We saw how that might play out early in the campaign, when one good scare, one timely reminder of the chaos lurking in the world, probably saved McCain in New Hampshire, a state he had to win to save his candidacy - this according to McCain's chief strategist, Charlie Black. The assassination of Benazir Bhutto in December was an "unfortunate event," says Black. "But his knowledge and ability to talk about it reemphasized that this is the guy who's ready to be Commander-in-Chief. And it helped us." As would, Black concedes with startling candor after we raise the issue, another terrorist attack on U.S. soil. "Certainly it would be a big advantage to him," says Black.It is extremely disturbing that McCain's chief adviser would even consider saying that a terrorist attack "would be a big advantage to him." Even if it's indeed true that McCain would see a bump in his poll numbers after a terrorist attack, the campaign shouldn't be sending out its top strategist telling the media that the campaign's looking at the political benefits they'd receive from the deaths of innocent Americans.
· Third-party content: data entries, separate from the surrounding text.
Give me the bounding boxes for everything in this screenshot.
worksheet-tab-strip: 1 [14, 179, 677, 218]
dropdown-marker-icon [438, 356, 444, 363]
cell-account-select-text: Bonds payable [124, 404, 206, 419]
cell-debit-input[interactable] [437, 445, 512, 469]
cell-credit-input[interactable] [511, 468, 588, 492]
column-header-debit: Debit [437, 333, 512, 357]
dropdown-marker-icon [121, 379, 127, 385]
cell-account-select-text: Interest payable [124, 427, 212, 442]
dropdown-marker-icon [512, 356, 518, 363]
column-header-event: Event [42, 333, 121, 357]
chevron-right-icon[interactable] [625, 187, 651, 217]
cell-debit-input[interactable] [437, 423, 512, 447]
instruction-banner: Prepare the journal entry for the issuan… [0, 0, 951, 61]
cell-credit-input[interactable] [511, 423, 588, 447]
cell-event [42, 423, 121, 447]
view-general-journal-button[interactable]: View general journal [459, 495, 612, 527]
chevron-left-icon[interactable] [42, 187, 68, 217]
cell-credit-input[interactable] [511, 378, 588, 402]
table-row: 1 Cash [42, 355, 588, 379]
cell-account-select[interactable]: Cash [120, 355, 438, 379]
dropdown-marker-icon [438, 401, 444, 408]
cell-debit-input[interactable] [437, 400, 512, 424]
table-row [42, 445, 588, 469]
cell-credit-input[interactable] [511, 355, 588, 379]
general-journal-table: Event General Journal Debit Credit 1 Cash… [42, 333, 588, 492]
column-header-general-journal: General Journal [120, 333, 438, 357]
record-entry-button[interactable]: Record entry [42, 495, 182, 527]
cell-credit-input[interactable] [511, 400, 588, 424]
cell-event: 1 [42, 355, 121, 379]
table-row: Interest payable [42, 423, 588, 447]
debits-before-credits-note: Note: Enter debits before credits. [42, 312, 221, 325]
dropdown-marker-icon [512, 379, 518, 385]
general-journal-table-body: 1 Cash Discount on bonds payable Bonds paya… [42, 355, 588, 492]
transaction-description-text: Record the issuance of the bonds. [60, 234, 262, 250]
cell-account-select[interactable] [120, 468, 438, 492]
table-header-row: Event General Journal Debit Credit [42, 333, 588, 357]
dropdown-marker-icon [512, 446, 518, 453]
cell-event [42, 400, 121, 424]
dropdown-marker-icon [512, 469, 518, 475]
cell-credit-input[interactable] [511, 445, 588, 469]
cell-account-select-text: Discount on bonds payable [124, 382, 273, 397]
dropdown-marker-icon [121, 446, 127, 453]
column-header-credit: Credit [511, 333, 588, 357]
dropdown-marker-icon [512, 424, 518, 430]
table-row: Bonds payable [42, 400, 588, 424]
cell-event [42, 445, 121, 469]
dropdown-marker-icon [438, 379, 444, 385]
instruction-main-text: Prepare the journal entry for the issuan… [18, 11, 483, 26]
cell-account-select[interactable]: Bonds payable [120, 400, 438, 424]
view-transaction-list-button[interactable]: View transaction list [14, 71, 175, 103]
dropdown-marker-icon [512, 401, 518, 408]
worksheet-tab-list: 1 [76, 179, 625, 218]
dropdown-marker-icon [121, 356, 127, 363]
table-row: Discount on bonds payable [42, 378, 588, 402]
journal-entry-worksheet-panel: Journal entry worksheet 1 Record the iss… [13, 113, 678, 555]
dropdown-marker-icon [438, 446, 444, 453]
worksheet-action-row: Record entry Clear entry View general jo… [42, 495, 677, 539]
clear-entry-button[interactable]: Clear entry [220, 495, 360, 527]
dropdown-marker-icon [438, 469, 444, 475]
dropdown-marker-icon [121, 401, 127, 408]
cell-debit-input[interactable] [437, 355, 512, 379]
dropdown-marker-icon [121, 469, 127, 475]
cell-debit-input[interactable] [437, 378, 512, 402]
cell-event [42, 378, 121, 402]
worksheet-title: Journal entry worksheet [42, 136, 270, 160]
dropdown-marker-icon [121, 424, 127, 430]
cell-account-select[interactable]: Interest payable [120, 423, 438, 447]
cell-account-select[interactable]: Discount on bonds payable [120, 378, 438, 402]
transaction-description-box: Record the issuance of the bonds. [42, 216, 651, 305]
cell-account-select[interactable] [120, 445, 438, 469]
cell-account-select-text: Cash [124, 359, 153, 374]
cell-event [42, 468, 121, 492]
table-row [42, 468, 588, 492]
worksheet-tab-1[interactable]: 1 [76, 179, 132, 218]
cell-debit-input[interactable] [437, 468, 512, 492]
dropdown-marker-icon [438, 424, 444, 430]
Besides being concerned about the questionable statement that Black made, McCain supporters should really be wondering why Black would make a comment that would easily have the potential to offend millions of people. When you stop and think about it, the reasoning behind the statement is that many people in the McCain camp are focused on using fear tactics to sure up support for the Republican nominee. McCain himself, after all, was quoted in the very same article as saying Islamic terrorism has the potential to destroy "our very existence."
The country has already suffered enough as a result of having a president with that type of thinking. We simply cannot have McCain and his top advisers use these fear tactics to have another four years of George Bush's policies.